In Editoriali
Feltri:La forza di cantare fuori dal coro
di Vittorio Feltri — –
Mi scuso coi lettori di Panorama se torno a parlare dei problemi della categoria cui appartengo. Ma devo segnalare un comportamento strano degli addetti all’informazione. I quali da molti anni ormai attingono notizie prevalentemente dalle procure e ricambiano il favore dando molto risalto ai magistrati che curano le inchieste. Niente di illecito.
Da che giornalismo è giornalismo, i rapporti fra cronisti e uffici dei tribunali sono buoni e spesso fitti. Tutto normale, entro certi limiti. Quando invece si va oltre e si tende a stabilire una sovrapposizione di ruoli fra chi indaga e chi racconta le indagini, allora non c’è più nulla di normale. Si crea una grande confusione a scapito del giornalismo come attività «in proprio», non dipendente dagli umori e dagli interessi degli inquirenti che non sono la bocca della verità, bensì una parte del processo istituzionalmente controbilanciata dalla difesa. Principi elementari che non bisognerebbe mai dimenticare.
Ciò detto, la confusione cui accennavo provoca un effetto deprimente per la nostra professione, sempre più incline all’appiattimento e al conformismo. E quando un quotidiano o un settimanale escono dalla routine e dalla logica del «do ut des» per buttarsi nella ricerca di notizie esclusive, allo scopo di offrire qualcosa di diverso dalla solita «zuppa giudiziaria», invece di essere elogiato e incoraggiato dalla corporazione degli scribi, viene irriso, attaccato, criticato, sospettato di essere al servizio di strumentalizzatori vari.
Gli esempi sarebbero numerosi, ma atteniamoci ai più recenti. Prendiamo Panorama. Nel numero della scorsa settimana ha dedicato la copertina a Patrizia D’Addario, la escort che incastrò il premier con foto e rivelazioni relative ai famigerati incontri a Palazzo Grazioli. Che c’era da dire di nuovo in proposito? Caspita. Una serie di indizi delineano un progetto ideato dalla stessa escort in concorso con altri personaggi animati dal desiderio di far fuori il presidente del Consiglio mediante uno scandalo purchessia, anche costruito su misura.
In altri termini: è stato o no un complotto? Panorama ha offerto ai lettori un ventaglio di circostanze quantomeno dubbie meritevoli di approfondimenti e verifiche. Non l’avesse mai fatto. Ubbidendo a una sorta di riflesso condizionato, gli operatori dell’informazione all’unisono hanno eccepito, in alcuni casi addirittura minimizzato, anziché contribuire a battere la pista nella speranza di arrivare alla verità.
Intendiamoci, Panorama non necessita del conforto di altri media e prosegue in autonomia nella propria attività, però suscita amarezza constatare che i solisti della penna debbano lavorare in un clima ostile e di diffidenza montato apposta per rendere difficile il loro compito.
Lo stesso accadrà, presumo, ai colleghi del Corriere della sera di Ferruccio de Bortoli, i quali hanno rintracciato le foto imbarazzanti che ritraggono Antonio Di Pietro a tavola con Bruno Contrada e soci, e scritto ottimi articoli sulla oscura vicenda.
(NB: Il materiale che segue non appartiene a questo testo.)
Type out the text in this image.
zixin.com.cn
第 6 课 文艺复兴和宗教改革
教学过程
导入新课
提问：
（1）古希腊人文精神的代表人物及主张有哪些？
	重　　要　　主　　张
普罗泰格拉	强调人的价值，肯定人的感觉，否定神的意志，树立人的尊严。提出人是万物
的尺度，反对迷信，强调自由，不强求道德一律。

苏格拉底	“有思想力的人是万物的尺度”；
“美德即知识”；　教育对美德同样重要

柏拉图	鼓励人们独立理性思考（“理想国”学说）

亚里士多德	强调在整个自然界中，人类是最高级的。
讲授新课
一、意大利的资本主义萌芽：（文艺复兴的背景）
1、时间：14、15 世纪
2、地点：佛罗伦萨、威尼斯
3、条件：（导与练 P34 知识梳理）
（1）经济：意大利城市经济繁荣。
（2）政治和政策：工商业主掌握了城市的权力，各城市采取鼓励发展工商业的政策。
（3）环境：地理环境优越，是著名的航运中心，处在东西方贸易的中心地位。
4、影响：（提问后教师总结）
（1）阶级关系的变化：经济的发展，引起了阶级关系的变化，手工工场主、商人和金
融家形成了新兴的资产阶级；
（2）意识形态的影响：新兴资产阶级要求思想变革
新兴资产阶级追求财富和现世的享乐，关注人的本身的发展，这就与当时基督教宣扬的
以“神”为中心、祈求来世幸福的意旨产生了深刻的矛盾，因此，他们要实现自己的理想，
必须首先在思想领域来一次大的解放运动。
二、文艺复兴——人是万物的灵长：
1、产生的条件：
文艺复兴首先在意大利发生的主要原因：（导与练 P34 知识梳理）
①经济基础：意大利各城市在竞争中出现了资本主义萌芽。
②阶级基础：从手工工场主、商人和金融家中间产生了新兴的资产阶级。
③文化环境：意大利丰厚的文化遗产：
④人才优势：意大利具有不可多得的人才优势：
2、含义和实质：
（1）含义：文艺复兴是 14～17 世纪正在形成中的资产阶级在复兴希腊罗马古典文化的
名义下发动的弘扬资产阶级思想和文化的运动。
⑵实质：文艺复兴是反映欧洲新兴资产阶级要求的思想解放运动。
Si tenterà di liquidare il tutto come le solite maldicenze sul leader dell’Idv. Provare invece a scavare? Figuriamoci. Più che alle notizie si pensa a chi giovino e a chi diano fastidio. E così il giornalismo non incardinato sui poteri politici ne esce avvilito, quasi debba vergognarsi.
Ma si vergognino i conformisti, i tiepidi, quelli che non osano.